Op 8 september 2022 heeft de Rechtbank Overijssel uitspraak gedaan in een strafzaak tegen een 69-jarige man, die werd verdacht van valsheid in geschrifte. De rechtbank heeft de verdachte vrijgesproken van de tenlastegelegde feiten, die betrekking hadden op het gebruik van vervalste notulen van een buitengewone vergadering van aandeelhouders van [bedrijf 1] B.V. De zaak kwam voort uit een onderzoek dat op 25 augustus 2022 plaatsvond. De officier van justitie had betoogd dat de notulen vals waren, omdat deze op een andere datum zouden zijn opgemaakt dan vermeld en omdat de vergadering nooit had plaatsgevonden. De verdediging voerde aan dat er onvoldoende bewijs was om te concluderen dat de notulen vals waren.
De rechtbank oordeelde dat uit het procesdossier en het verhandelde ter terechtzitting niet wettig en overtuigend bewezen kon worden dat de notulen op een andere datum dan 7 februari 2002 waren opgemaakt of dat de vergadering nooit had plaatsgevonden. De rechtbank merkte op dat, hoewel het mandaat dat aan de verdachte was verstrekt mogelijk civielrechtelijk niet rechtsgeldig was, dit niet betekende dat er sprake was van valsheid in geschrifte. De rechtbank concludeerde dat de niet-naleving van statuten geen bewijs opleverde voor de valsheid van de notulen.
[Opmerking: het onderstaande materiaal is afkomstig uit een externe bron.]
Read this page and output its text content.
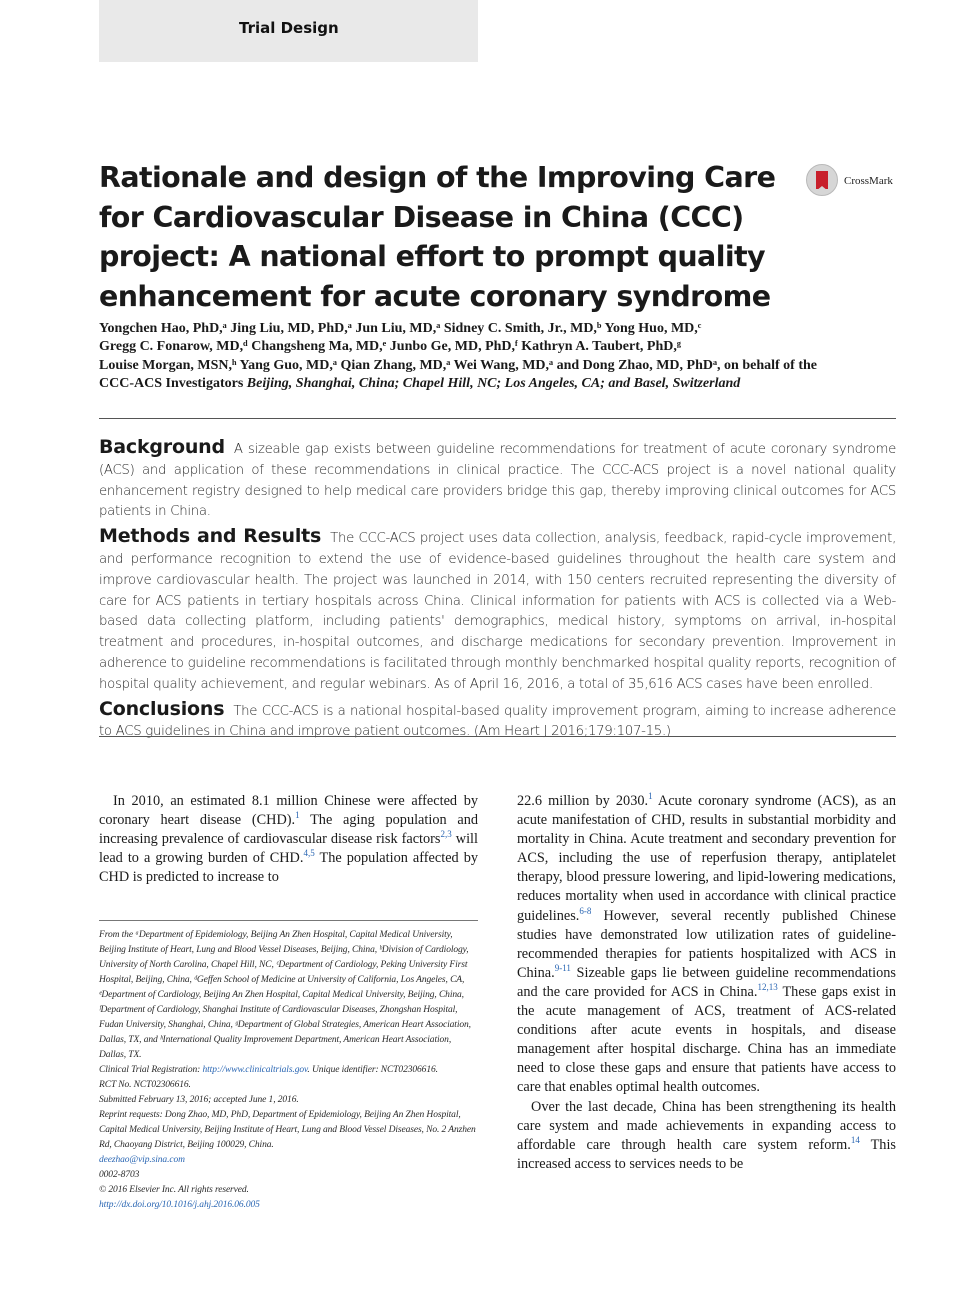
Trial Design
Rationale and design of the Improving Care for Cardiovascular Disease in China (CCC) project: A national effort to prompt quality enhancement for acute coronary syndrome
CrossMark
Yongchen Hao, PhD,ᵃ Jing Liu, MD, PhD,ᵃ Jun Liu, MD,ᵃ Sidney C. Smith, Jr., MD,ᵇ Yong Huo, MD,ᶜ
Gregg C. Fonarow, MD,ᵈ Changsheng Ma, MD,ᵉ Junbo Ge, MD, PhD,ᶠ Kathryn A. Taubert, PhD,ᵍ
Louise Morgan, MSN,ʰ Yang Guo, MD,ᵃ Qian Zhang, MD,ᵃ Wei Wang, MD,ᵃ and Dong Zhao, MD, PhDᵃ, on behalf of the
CCC-ACS Investigators Beijing, Shanghai, China; Chapel Hill, NC; Los Angeles, CA; and Basel, Switzerland

Background A sizeable gap exists between guideline recommendations for treatment of acute coronary syndrome (ACS) and application of these recommendations in clinical practice. The CCC-ACS project is a novel national quality enhancement registry designed to help medical care providers bridge this gap, thereby improving clinical outcomes for ACS patients in China.

Methods and Results The CCC-ACS project uses data collection, analysis, feedback, rapid-cycle improvement, and performance recognition to extend the use of evidence-based guidelines throughout the health care system and improve cardiovascular health. The project was launched in 2014, with 150 centers recruited representing the diversity of care for ACS patients in tertiary hospitals across China. Clinical information for patients with ACS is collected via a Web-based data collecting platform, including patients' demographics, medical history, symptoms on arrival, in-hospital treatment and procedures, in-hospital outcomes, and discharge medications for secondary prevention. Improvement in adherence to guideline recommendations is facilitated through monthly benchmarked hospital quality reports, recognition of hospital quality achievement, and regular webinars. As of April 16, 2016, a total of 35,616 ACS cases have been enrolled.

Conclusions The CCC-ACS is a national hospital-based quality improvement program, aiming to increase adherence to ACS guidelines in China and improve patient outcomes. (Am Heart J 2016;179:107-15.)

In 2010, an estimated 8.1 million Chinese were affected by coronary heart disease (CHD).$^1$ The aging population and increasing prevalence of cardiovascular disease risk factors$^{2,3}$ will lead to a growing burden of CHD.$^{4,5}$ The population affected by CHD is predicted to increase to

From the ᵃDepartment of Epidemiology, Beijing An Zhen Hospital, Capital Medical University, Beijing Institute of Heart, Lung and Blood Vessel Diseases, Beijing, China, ᵇDivision of Cardiology, University of North Carolina, Chapel Hill, NC, ᶜDepartment of Cardiology, Peking University First Hospital, Beijing, China, ᵈGeffen School of Medicine at University of California, Los Angeles, CA, ᵉDepartment of Cardiology, Beijing An Zhen Hospital, Capital Medical University, Beijing, China, ᶠDepartment of Cardiology, Shanghai Institute of Cardiovascular Diseases, Zhongshan Hospital, Fudan University, Shanghai, China, ᵍDepartment of Global Strategies, American Heart Association, Dallas, TX, and ʰInternational Quality Improvement Department, American Heart Association, Dallas, TX.

Clinical Trial Registration: http://www.clinicaltrials.gov. Unique identifier: NCT02306616.

RCT No. NCT02306616.

Submitted February 13, 2016; accepted June 1, 2016.

Reprint requests: Dong Zhao, MD, PhD, Department of Epidemiology, Beijing An Zhen Hospital, Capital Medical University, Beijing Institute of Heart, Lung and Blood Vessel Diseases, No. 2 Anzhen Rd, Chaoyang District, Beijing 100029, China.

deezhao@vip.sina.com

0002-8703

© 2016 Elsevier Inc. All rights reserved.

http://dx.doi.org/10.1016/j.ahj.2016.06.005

22.6 million by 2030.$^1$ Acute coronary syndrome (ACS), as an acute manifestation of CHD, results in substantial morbidity and mortality in China. Acute treatment and secondary prevention for ACS, including the use of reperfusion therapy, antiplatelet therapy, blood pressure lowering, and lipid-lowering medications, reduces mortality when used in accordance with clinical practice guidelines.$^{6-8}$ However, several recently published Chinese studies have demonstrated low utilization rates of guideline-recommended therapies for patients hospitalized with ACS in China.$^{9-11}$ Sizeable gaps lie between guideline recommendations and the care provided for ACS in China.$^{12,13}$ These gaps exist in the acute management of ACS, treatment of ACS-related conditions after acute events in hospitals, and disease management after hospital discharge. China has an immediate need to close these gaps and ensure that patients have access to care that enables optimal health outcomes.

Over the last decade, China has been strengthening its health care system and made achievements in expanding access to affordable care through health care system reform.$^{14}$ This increased access to services needs to be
Uiteindelijk sprak de rechtbank de verdachte vrij van zowel het primair als het subsidiair ten laste gelegde, omdat niet bewezen kon worden dat de notulen vals waren. De uitspraak werd gedaan door een meervoudige kamer van de rechtbank, bestaande uit drie rechters, en is openbaar uitgesproken op dezelfde datum.